Je traverse la salle vide ; je monte l'escalier, et je bute dans un homme assis sur la troisième marche.
- Henri, lui dis-je, vous ne bougez donc jamais ?
On finira par croire que vous habitez sur cette troisième marche. Vous n'avez donc jamais envie de prendre l'air où d'aller faire un tour...ni même de descendre ou de monter une marche de plus ?
Henri - c'est le mari de Mme Céleste - lève vers moi un incroyable visage, aussi rouge qu'une soupe à la tomate. Il cligne du seul œil qu'il lui reste, un œil semblable à une rondelle de pomme de terre ; et il me répond placidement :
- Toi, tu vas ici, tu vas là, tu bourlingues dans tous les coins, et pourtant tu te retrouves sur cette marche d'où je ne bouge jamais...Alors, de nous deux qui est le plus avancé ?
Bing bing bang...bing bing bang...
Ecoutez le métro...écoutez la musique qu'il fait...
Il chante un hymne...le métro, c'est le mouvement, et le mouvement, c'est la religion de New-York.
C'était un beau pays, ces Etats-Unis, un pays riche et paisible.
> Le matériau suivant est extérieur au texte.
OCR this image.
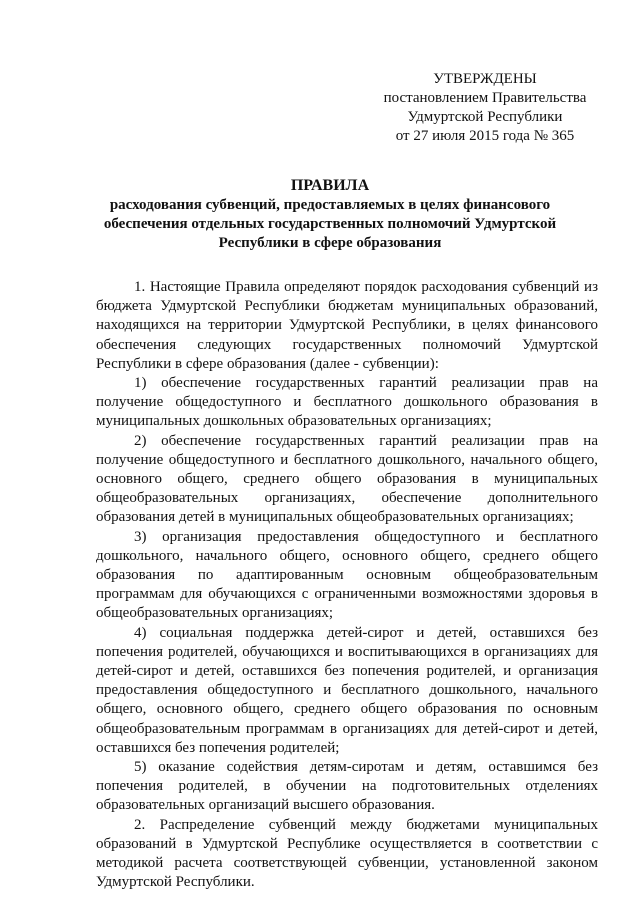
УТВЕРЖДЕНЫ
постановлением Правительства
Удмуртской Республики
от 27 июля 2015 года № 365
ПРАВИЛА
расходования субвенций, предоставляемых в целях финансового обеспечения отдельных государственных полномочий Удмуртской Республики в сфере образования

1. Настоящие Правила определяют порядок расходования субвенций из бюджета Удмуртской Республики бюджетам муниципальных образований, находящихся на территории Удмуртской Республики, в целях финансового обеспечения следующих государственных полномочий Удмуртской Республики в сфере образования (далее - субвенции):

1) обеспечение государственных гарантий реализации прав на получение общедоступного и бесплатного дошкольного образования в муниципальных дошкольных образовательных организациях;

2) обеспечение государственных гарантий реализации прав на получение общедоступного и бесплатного дошкольного, начального общего, основного общего, среднего общего образования в муниципальных общеобразовательных организациях, обеспечение дополнительного образования детей в муниципальных общеобразовательных организациях;

3) организация предоставления общедоступного и бесплатного дошкольного, начального общего, основного общего, среднего общего образования по адаптированным основным общеобразовательным программам для обучающихся с ограниченными возможностями здоровья в общеобразовательных организациях;

4) социальная поддержка детей-сирот и детей, оставшихся без попечения родителей, обучающихся и воспитывающихся в организациях для детей-сирот и детей, оставшихся без попечения родителей, и организация предоставления общедоступного и бесплатного дошкольного, начального общего, основного общего, среднего общего образования по основным общеобразовательным программам в организациях для детей-сирот и детей, оставшихся без попечения родителей;

5) оказание содействия детям-сиротам и детям, оставшимся без попечения родителей, в обучении на подготовительных отделениях образовательных организаций высшего образования.

2. Распределение субвенций между бюджетами муниципальных образований в Удмуртской Республике осуществляется в соответствии с методикой расчета соответствующей субвенции, установленной законом Удмуртской Республики.
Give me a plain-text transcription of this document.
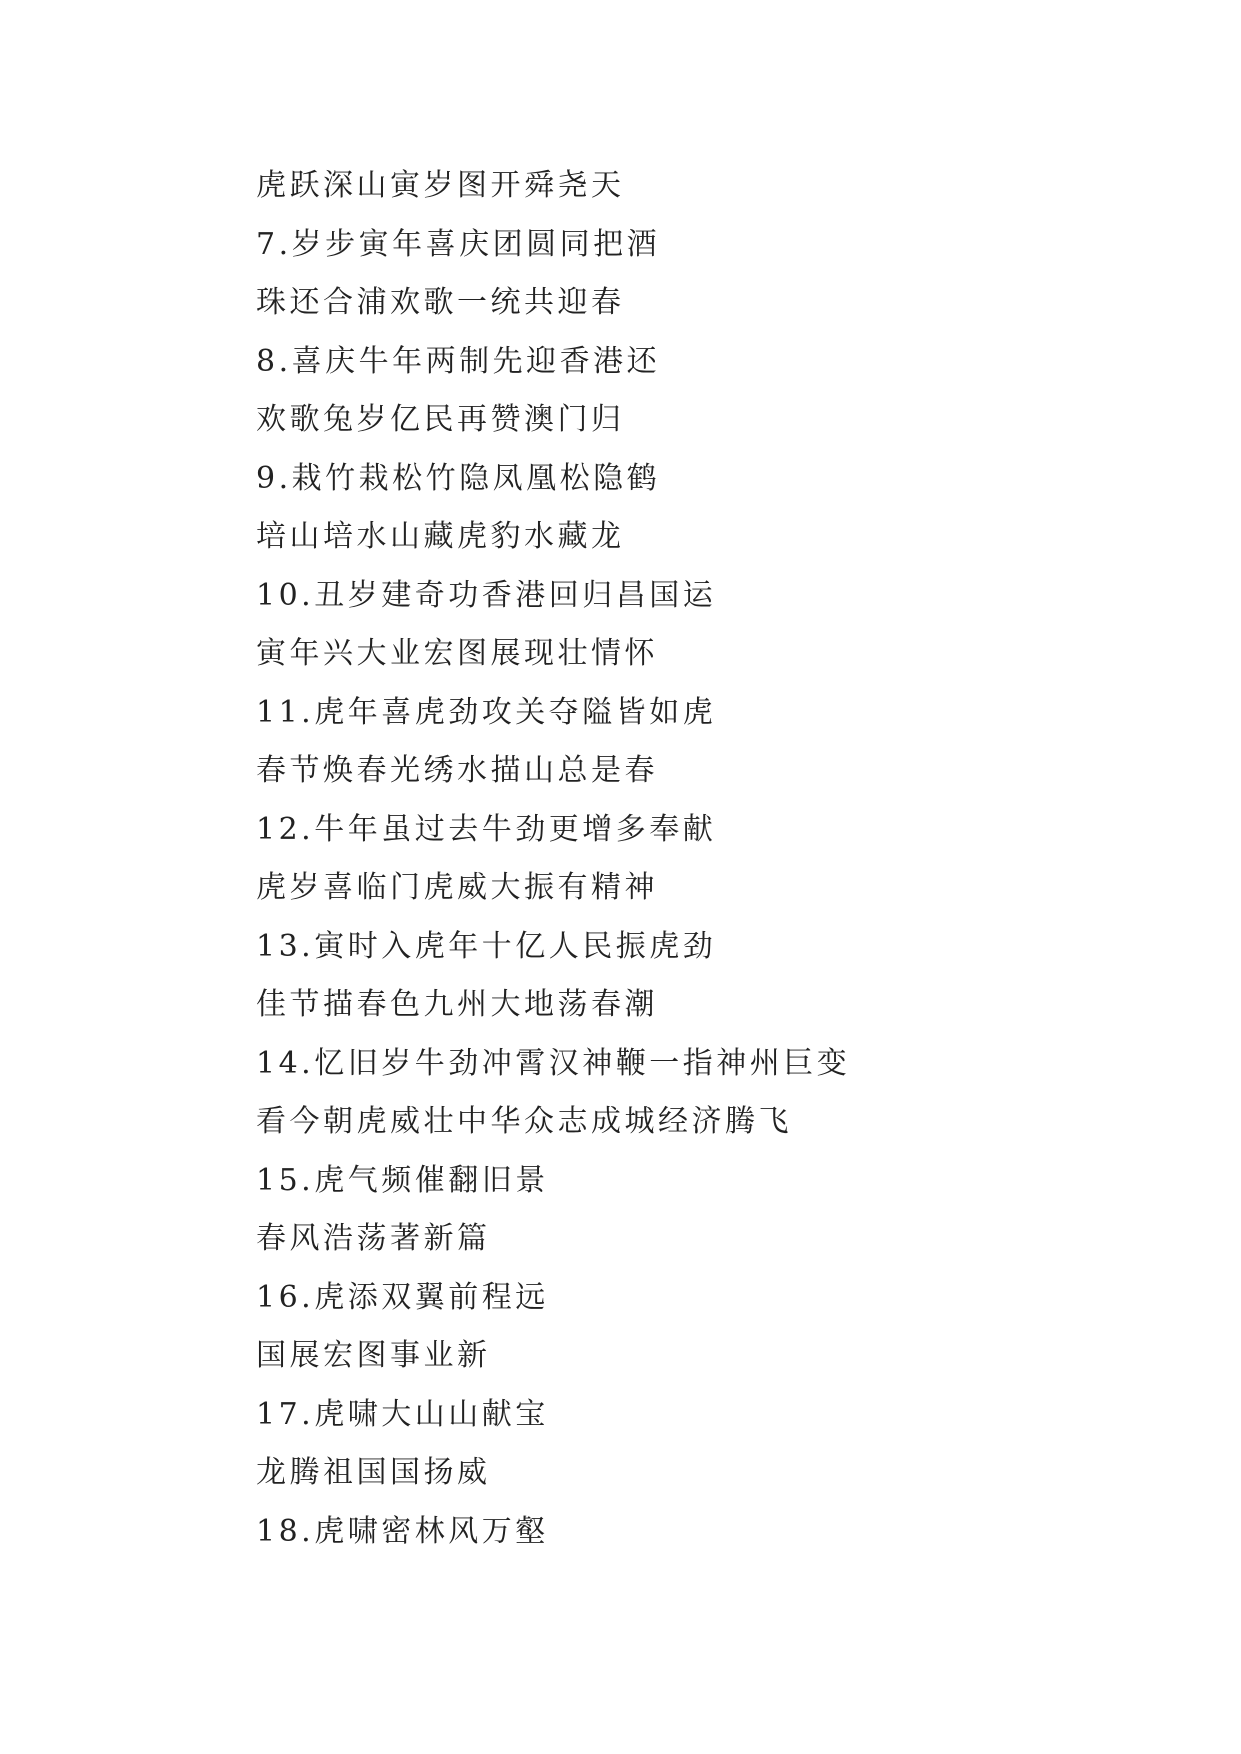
虎跃深山寅岁图开舜尧天
7.岁步寅年喜庆团圆同把酒
珠还合浦欢歌一统共迎春
8.喜庆牛年两制先迎香港还
欢歌兔岁亿民再赞澳门归
9.栽竹栽松竹隐凤凰松隐鹤
培山培水山藏虎豹水藏龙
10.丑岁建奇功香港回归昌国运
寅年兴大业宏图展现壮情怀
11.虎年喜虎劲攻关夺隘皆如虎
春节焕春光绣水描山总是春
12.牛年虽过去牛劲更增多奉献
虎岁喜临门虎威大振有精神
13.寅时入虎年十亿人民振虎劲
佳节描春色九州大地荡春潮
14.忆旧岁牛劲冲霄汉神鞭一指神州巨变
看今朝虎威壮中华众志成城经济腾飞
15.虎气频催翻旧景
春风浩荡著新篇
16.虎添双翼前程远
国展宏图事业新
17.虎啸大山山献宝
龙腾祖国国扬威
18.虎啸密林风万壑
Bientôt, Diego aurait assez d'argent de côté pour aller chez lui, à Tehuacan, réunir les papiers nécessaires et obtenir du maire, au prix fort, qu'il les fasse signer par qui de droit ; après quoi, il pourrait rentrer légalement au Texas, et plus jamais il n'aurait peur.
Prenez un boursier, somnolent, vanné, impuissant...Le flux du trafic matinal le pousse dans le métro à la station de la Seconde rue...Arrivé à Wall Street, il ressort revigoré, jovial, tel un Napoléon de la finance. A cinq heures de l'après-midi, un petit bonhomme modeste, qui travaille dans la confection en gros, a quitté son bureau, sa journée finie. C'est un être insignifiant, effacé, craintif...Une demi-heure plus tard, il est au Bronx, chez lui et il flanque une raclée à sa femme. Il est le roi ; il est le coq qui se pavane dans son poulailler.
A quoi pensez-vous qu'on puisse attribuer ces transformations ?
Au métro.
De la berge du fleuve Angel Hernandez vit leurs deux silhouettes se découper dans la lumière des phares de la Chevrolet. Il les regarda faire demi-tout et s'éloigner. Alors, il sourit, enleva ses chaussures qu'il attacha par leurs lacets autour de son cou. Il était environ minuit moins le quart : il y avait à peu près une heure qu'il avait quitté la cantina en compagnie de Diego. Il ramassa le bidon d'essence de vingt litres que lui avait vendu le patron de la cantina, s'approcha du fleuve à tâtons, et y entra.
A cet endroit, le fleuve était large. Il faudrait qu'Angel avance avec prudence. Il mettrait environ un quart d'heure pour traverser. (...) Quand l'eau lui arriva aux épaules il se suspendit à son bidon vide et tout en battant des pieds, il se dirigea vers la berge américaine.